6 Banyaknya penderita skizofrenia di daerah tersebut yang di rawat di rumah dan kurangnya kemandirian keluarga dalam merawat anggota keluarga dirumah, peneliti ingin melihat tingkat kemandirian keluarga dalam merawat klien skizofrenia dirumah. 1.2 Rumusan Masalah Bagaimana gambaran tingkat kemandirian keluarga dalam merawat klien dengan skizofrenia di rumah di wilayah kerja Puskesmas Dinoyo? 1.3 Tujuan Studi Kasus Mengidentifikasi tingkat kemandirian keluarga dalam merawat klien dengan skizofrenia di rumah di wilayah kerja Puskesmas Dinoyo. 1.4 Manfaat Studi Kasus 1.4.1 Bagi Institusi Pelayanan Kesehatan (PUSKESMAS) Penelitian ini dapat memberikan informasi dalam program penyuluhan ke dalam masyarakat khususnya di PUSKESMAS mengenai skizofrenia, sehingga keluarga dapat berperan serta dalam perawatan penderita skizofrenia dirumah. 1.4.2 Bagi Tenaga Keperawatan Memberikan informasi tentang perawatan klien skizofrenia dirumah, sehingga tenaga keperawatan khususnya tenaga medis di RSJ dapat memberikan masukan pada keluarga penderita skizofrenia tentang peran dukungan keluarga seperti apa yang harus keluarga berikan untuk membantu kesembuhan penderita skizofrenia.

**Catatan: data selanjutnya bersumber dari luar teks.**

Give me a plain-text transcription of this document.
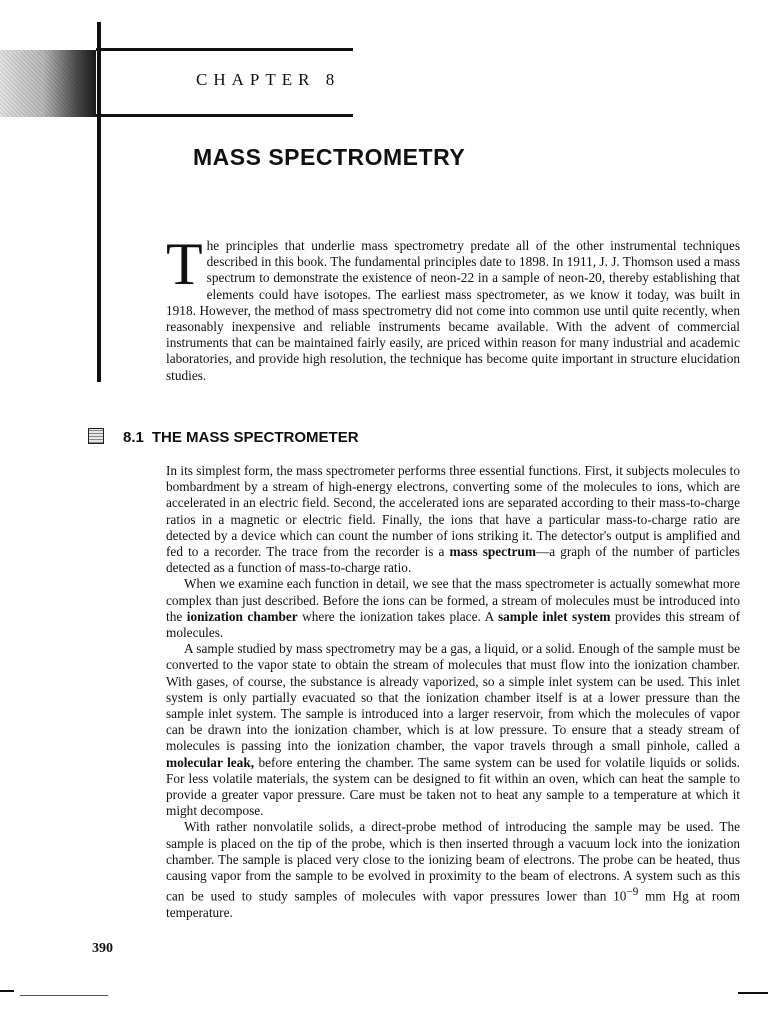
CHAPTER 8

MASS SPECTROMETRY
The principles that underlie mass spectrometry predate all of the other instrumental techniques described in this book. The fundamental principles date to 1898. In 1911, J. J. Thomson used a mass spectrum to demonstrate the existence of neon-22 in a sample of neon-20, thereby establishing that elements could have isotopes. The earliest mass spectrometer, as we know it today, was built in 1918. However, the method of mass spectrometry did not come into common use until quite recently, when reasonably inexpensive and reliable instruments became available. With the advent of commercial instruments that can be maintained fairly easily, are priced within reason for many industrial and academic laboratories, and provide high resolution, the technique has become quite important in structure elucidation studies.
8.1 THE MASS SPECTROMETER

In its simplest form, the mass spectrometer performs three essential functions. First, it subjects molecules to bombardment by a stream of high-energy electrons, converting some of the molecules to ions, which are accelerated in an electric field. Second, the accelerated ions are separated according to their mass-to-charge ratios in a magnetic or electric field. Finally, the ions that have a particular mass-to-charge ratio are detected by a device which can count the number of ions striking it. The detector's output is amplified and fed to a recorder. The trace from the recorder is a mass spectrum—a graph of the number of particles detected as a function of mass-to-charge ratio.

When we examine each function in detail, we see that the mass spectrometer is actually somewhat more complex than just described. Before the ions can be formed, a stream of molecules must be introduced into the ionization chamber where the ionization takes place. A sample inlet system provides this stream of molecules.

A sample studied by mass spectrometry may be a gas, a liquid, or a solid. Enough of the sample must be converted to the vapor state to obtain the stream of molecules that must flow into the ionization chamber. With gases, of course, the substance is already vaporized, so a simple inlet system can be used. This inlet system is only partially evacuated so that the ionization chamber itself is at a lower pressure than the sample inlet system. The sample is introduced into a larger reservoir, from which the molecules of vapor can be drawn into the ionization chamber, which is at low pressure. To ensure that a steady stream of molecules is passing into the ionization chamber, the vapor travels through a small pinhole, called a molecular leak, before entering the chamber. The same system can be used for volatile liquids or solids. For less volatile materials, the system can be designed to fit within an oven, which can heat the sample to provide a greater vapor pressure. Care must be taken not to heat any sample to a temperature at which it might decompose.

With rather nonvolatile solids, a direct-probe method of introducing the sample may be used. The sample is placed on the tip of the probe, which is then inserted through a vacuum lock into the ionization chamber. The sample is placed very close to the ionizing beam of electrons. The probe can be heated, thus causing vapor from the sample to be evolved in proximity to the beam of electrons. A system such as this can be used to study samples of molecules with vapor pressures lower than $10^{-9}$ mm Hg at room temperature.

390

7 1.4.3 Bagi Peneliti Selanjutnya Penelitian ini dapat di jadikan dasar informasi dalam penelitian selanjutnya khususnya gambaran tingkat kemandirian keluar dalam merawat klien skizofrenia di rumah. 1.4.4 Bagi Institusi Pendidikan Keperawatan Penerapan asuhan keperawatan pada keluarga dengan skizofrenia dalam rangka meningkatkan kemandirian keluarga dalam merawat klien dengan skizofrenia.